Doğu Akdeniz’in ortasında, Afrika, Asya ve Avrupa’nın kesişme noktasında yer alan dağlık Girit Adası, Avrupa’nın ilk büyük uygarlığı olan Minoslulara ev sahipliği yapmıştır. Adını efsanevi Kral Minos’tan alan Minoslular M.Ö. 2000-1400 yılları arasında gelişmiştir. Görkemli saraylar inşa etmenin yanı sıra, geniş deniz ticaret yollarına hakim oldular ve sanatçı ve mühendislerden oluşan gelişmiş bir toplum olduklarını kanıtladılar. M.Ö. 14. yüzyıla gelindiğinde bu zengin ve sofistike kültür yok olmuştu. Binlerce yıl boyunca bilim insanları bu yok oluşun nedeni hakkında spekülasyonlar yaptılar. Ancak şimdi yeni kanıtlar Minoslulara ne olduğu gizemine bir yanıt sağlayabilir.

Minos Kültürü Büyüyor ve Gelişiyor
Araştırmalar Minosluların öncelikle denizaşırı ticaretle uğraşan merkantilist insanlar olduğunu göstermektedir. Yunanistan, Yunan adaları, Akdeniz bölgesi ve Karadeniz’e kadar Ege Denizi çevresindeki ticaretin çoğunu kontrol ederek kârlı bir deniz imparatorluğunu yönetmişlerdir. Bu sofistike insan grubu aynı zamanda Avrupa’da Lineer A olarak bilinen yazılı bir dili ilk kullanan ve asfalt yollar inşa eden ilk halktı.

Arkeolojik kanıtlar Girit’te M.Ö. 7. binyıldan beri yerleşim olduğunu göstermektedir. M.Ö. 5. binyıldan sonra, medeniyetin başlangıcını işaret eden ilk el yapımı çanak çömlek kanıtlarını buluyoruz. Tarih, Girit’in en önemlisi Knossos olmak üzere 90 kente sahip olduğunu göstermektedir.

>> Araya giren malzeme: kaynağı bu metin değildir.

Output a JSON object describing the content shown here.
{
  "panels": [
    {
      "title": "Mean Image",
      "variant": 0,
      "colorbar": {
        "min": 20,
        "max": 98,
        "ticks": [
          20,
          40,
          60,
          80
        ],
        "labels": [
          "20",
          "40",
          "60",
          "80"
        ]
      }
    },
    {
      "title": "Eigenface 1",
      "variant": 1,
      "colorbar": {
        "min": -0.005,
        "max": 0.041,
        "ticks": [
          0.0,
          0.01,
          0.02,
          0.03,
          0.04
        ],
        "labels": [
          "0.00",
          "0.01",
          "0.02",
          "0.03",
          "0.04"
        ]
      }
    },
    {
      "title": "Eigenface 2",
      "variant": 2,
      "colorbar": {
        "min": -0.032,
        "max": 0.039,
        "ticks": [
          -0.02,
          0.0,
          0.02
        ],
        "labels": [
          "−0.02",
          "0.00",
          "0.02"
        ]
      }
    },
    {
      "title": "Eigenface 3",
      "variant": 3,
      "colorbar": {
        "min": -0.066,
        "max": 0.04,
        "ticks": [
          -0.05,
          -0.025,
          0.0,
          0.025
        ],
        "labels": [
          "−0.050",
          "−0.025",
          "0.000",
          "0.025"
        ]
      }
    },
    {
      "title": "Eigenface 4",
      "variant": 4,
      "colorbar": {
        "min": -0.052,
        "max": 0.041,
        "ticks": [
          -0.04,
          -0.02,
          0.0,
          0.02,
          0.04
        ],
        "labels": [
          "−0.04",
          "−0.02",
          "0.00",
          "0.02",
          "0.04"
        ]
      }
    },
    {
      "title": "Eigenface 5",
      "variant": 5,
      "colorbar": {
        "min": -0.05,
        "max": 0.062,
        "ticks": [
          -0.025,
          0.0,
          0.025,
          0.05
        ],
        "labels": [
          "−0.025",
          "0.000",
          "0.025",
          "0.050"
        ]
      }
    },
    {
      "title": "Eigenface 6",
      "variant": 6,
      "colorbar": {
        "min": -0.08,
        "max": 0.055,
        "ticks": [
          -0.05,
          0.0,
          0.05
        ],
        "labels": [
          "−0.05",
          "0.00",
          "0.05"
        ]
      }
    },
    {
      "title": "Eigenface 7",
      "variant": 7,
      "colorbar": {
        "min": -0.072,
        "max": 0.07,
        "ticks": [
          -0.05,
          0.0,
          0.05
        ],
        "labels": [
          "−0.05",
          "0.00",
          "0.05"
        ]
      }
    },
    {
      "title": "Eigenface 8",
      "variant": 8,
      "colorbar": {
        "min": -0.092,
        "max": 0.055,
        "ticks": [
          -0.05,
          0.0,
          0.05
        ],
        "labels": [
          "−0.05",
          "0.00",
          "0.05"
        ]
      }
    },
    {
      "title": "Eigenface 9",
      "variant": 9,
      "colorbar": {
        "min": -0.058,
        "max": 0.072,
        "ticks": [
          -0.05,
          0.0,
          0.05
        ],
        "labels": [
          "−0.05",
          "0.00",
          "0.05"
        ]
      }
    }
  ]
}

Avrupa’nın İlk Büyük Uygarlığının Çöküşü
Araştırmalar, bilinmeyen güçlerin M.Ö. 1700 yılında Minosluların saraylarını ve evlerini yok ettiğini göstermektedir. Güçlü bir depremin ya da dışarıdan gelen istilacıların bu olayla bir ilgisi olabileceğine dair spekülasyonlar var. Saraylarının aniden yıkılmasına rağmen Minoslular gelişmeye devam etti.

Bu gelişen kültürün sonu 15. yüzyılın ortalarında gerçekleşmiştir. Daha sonra Knossos 1375 yılında yıkıma uğramıştır. Araştırmalar, bu zamana kadar Mikenlerin tüm adayı kontrol ettiğini göstermektedir. Minosluların topluluklarını terk etmelerinin üzerinden uzun yıllar geçmişti.

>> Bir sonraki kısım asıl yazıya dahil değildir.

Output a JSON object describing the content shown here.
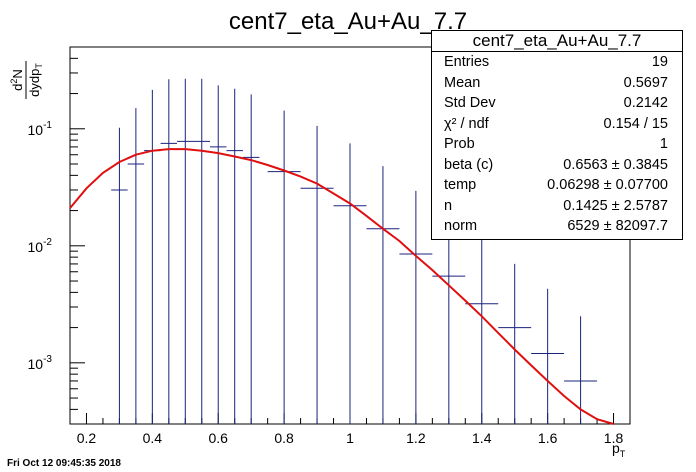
{
  "chart_data": {
    "type": "scatter",
    "title": "cent7_eta_Au+Au_7.7",
    "xlabel": "p_T",
    "ylabel": "d2N/dydp_T",
    "xlim": [
      0.15,
      1.85
    ],
    "ylim": [
      0.0003,
      0.5
    ],
    "yscale": "log",
    "x_ticks": [
      "0.2",
      "0.4",
      "0.6",
      "0.8",
      "1",
      "1.2",
      "1.4",
      "1.6",
      "1.8"
    ],
    "x_tick_values": [
      0.2,
      0.4,
      0.6,
      0.8,
      1.0,
      1.2,
      1.4,
      1.6,
      1.8
    ],
    "y_ticks": [
      {
        "base": "10",
        "exp": "-3",
        "value": 0.001
      },
      {
        "base": "10",
        "exp": "-2",
        "value": 0.01
      },
      {
        "base": "10",
        "exp": "-1",
        "value": 0.1
      }
    ],
    "series": [
      {
        "name": "data",
        "points": [
          {
            "x": 0.3,
            "xerr": 0.025,
            "y": 0.03,
            "yerr_low": 0.0297,
            "yerr_high": 0.072
          },
          {
            "x": 0.35,
            "xerr": 0.025,
            "y": 0.05,
            "yerr_low": 0.0497,
            "yerr_high": 0.1
          },
          {
            "x": 0.4,
            "xerr": 0.025,
            "y": 0.065,
            "yerr_low": 0.0647,
            "yerr_high": 0.15
          },
          {
            "x": 0.45,
            "xerr": 0.025,
            "y": 0.075,
            "yerr_low": 0.0747,
            "yerr_high": 0.19
          },
          {
            "x": 0.5,
            "xerr": 0.025,
            "y": 0.078,
            "yerr_low": 0.0777,
            "yerr_high": 0.19
          },
          {
            "x": 0.55,
            "xerr": 0.025,
            "y": 0.078,
            "yerr_low": 0.0777,
            "yerr_high": 0.19
          },
          {
            "x": 0.6,
            "xerr": 0.025,
            "y": 0.07,
            "yerr_low": 0.0697,
            "yerr_high": 0.165
          },
          {
            "x": 0.65,
            "xerr": 0.025,
            "y": 0.065,
            "yerr_low": 0.0647,
            "yerr_high": 0.155
          },
          {
            "x": 0.7,
            "xerr": 0.025,
            "y": 0.057,
            "yerr_low": 0.0567,
            "yerr_high": 0.14
          },
          {
            "x": 0.8,
            "xerr": 0.05,
            "y": 0.043,
            "yerr_low": 0.0427,
            "yerr_high": 0.1
          },
          {
            "x": 0.9,
            "xerr": 0.05,
            "y": 0.031,
            "yerr_low": 0.0307,
            "yerr_high": 0.075
          },
          {
            "x": 1.0,
            "xerr": 0.05,
            "y": 0.022,
            "yerr_low": 0.0217,
            "yerr_high": 0.053
          },
          {
            "x": 1.1,
            "xerr": 0.05,
            "y": 0.014,
            "yerr_low": 0.0137,
            "yerr_high": 0.034
          },
          {
            "x": 1.2,
            "xerr": 0.05,
            "y": 0.0085,
            "yerr_low": 0.0082,
            "yerr_high": 0.021
          },
          {
            "x": 1.3,
            "xerr": 0.05,
            "y": 0.0055,
            "yerr_low": 0.0052,
            "yerr_high": 0.015
          },
          {
            "x": 1.4,
            "xerr": 0.05,
            "y": 0.0032,
            "yerr_low": 0.0029,
            "yerr_high": 0.009
          },
          {
            "x": 1.5,
            "xerr": 0.05,
            "y": 0.002,
            "yerr_low": 0.0017,
            "yerr_high": 0.005
          },
          {
            "x": 1.6,
            "xerr": 0.05,
            "y": 0.0012,
            "yerr_low": 0.0009,
            "yerr_high": 0.0031
          },
          {
            "x": 1.7,
            "xerr": 0.05,
            "y": 0.0007,
            "yerr_low": 0.0004,
            "yerr_high": 0.0018
          }
        ]
      },
      {
        "name": "fit",
        "x": [
          0.15,
          0.2,
          0.25,
          0.3,
          0.35,
          0.4,
          0.45,
          0.5,
          0.55,
          0.6,
          0.65,
          0.7,
          0.75,
          0.8,
          0.85,
          0.9,
          0.95,
          1.0,
          1.05,
          1.1,
          1.15,
          1.2,
          1.25,
          1.3,
          1.35,
          1.4,
          1.45,
          1.5,
          1.55,
          1.6,
          1.65,
          1.7,
          1.75,
          1.8
        ],
        "y": [
          0.021,
          0.031,
          0.042,
          0.052,
          0.06,
          0.065,
          0.067,
          0.067,
          0.065,
          0.062,
          0.058,
          0.054,
          0.049,
          0.044,
          0.039,
          0.034,
          0.028,
          0.023,
          0.018,
          0.014,
          0.011,
          0.0082,
          0.0062,
          0.0046,
          0.0034,
          0.0025,
          0.0018,
          0.0013,
          0.00095,
          0.0007,
          0.00052,
          0.0004,
          0.00033,
          0.0003
        ]
      }
    ],
    "colors": {
      "data": "#1a237e",
      "fit": "#e01010"
    }
  },
  "stats": {
    "title": "cent7_eta_Au+Au_7.7",
    "rows": [
      {
        "key": "Entries",
        "value": "19"
      },
      {
        "key": "Mean",
        "value": "0.5697"
      },
      {
        "key": "Std Dev",
        "value": "0.2142"
      },
      {
        "key": "χ² / ndf",
        "value": "0.154 / 15"
      },
      {
        "key": "Prob",
        "value": "1"
      },
      {
        "key": "beta (c)",
        "value": "0.6563 ± 0.3845"
      },
      {
        "key": "temp",
        "value": "0.06298 ± 0.07700"
      },
      {
        "key": "n",
        "value": "0.1425 ± 2.5787"
      },
      {
        "key": "norm",
        "value": "6529 ± 82097.7"
      }
    ]
  },
  "footer": "Fri Oct 12 09:45:35 2018"
}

Minos uygarlığının aniden kesintiye uğramasına neyin sebep olduğu konusunda yine emin olamıyoruz. Ancak akademisyenler dış güçlere ve Thera yanardağının patlamasına işaret etmişlerdir.

Minoslular güçlü ve zeki bir uygarlıktı. Ancak, güçlerinin zirvesindeyken tarih sayfalarımızdan silinip gittiler. Binlerce yıl boyunca dünya, böylesine gelişmiş bir kültürün nasıl bu kadar gizemli bir şekilde ortadan kaybolabildiğini merak etti. Ortadan kayboluşları dünyanın en büyük gizemlerinden biri oldu ve onlarca yıldır tarihçilerin kafasını karıştırdı – ta ki şimdiye kadar.

Çöküşlerine İlişkin Teoriler
20. yüzyılın başlarında uzmanlar Minoslulara ne olduğu konusunda beyin fırtınası yaptılar. Yıkıcı volkanı biliyorlardı ve birçoğu bunun Minos uygarlığını neredeyse anında yok etmiş olması gerektiği sonucuna vardı. Daha sonra arkeologlar, Minos uygarlığının volkanik patlamadan sonra 50 yıl daha hayatta kaldığını kanıtlayan kil tabletler buldular.

Antik Minoan uygarlığına ne olduğu pek çok tarihçinin favori konusu olmuştur. Son zamanlarda, bir grup bilim insanı daha kesin cevaplar aramaya başladı ve bulguları onlarca yıldır akademisyenler tarafından savunulan önceki teorilere şüphe düşürüyor. Bunun yerine, Minoanlara ne olduğuna dair yeni kanıtlar ortaya çıkarıyorlar.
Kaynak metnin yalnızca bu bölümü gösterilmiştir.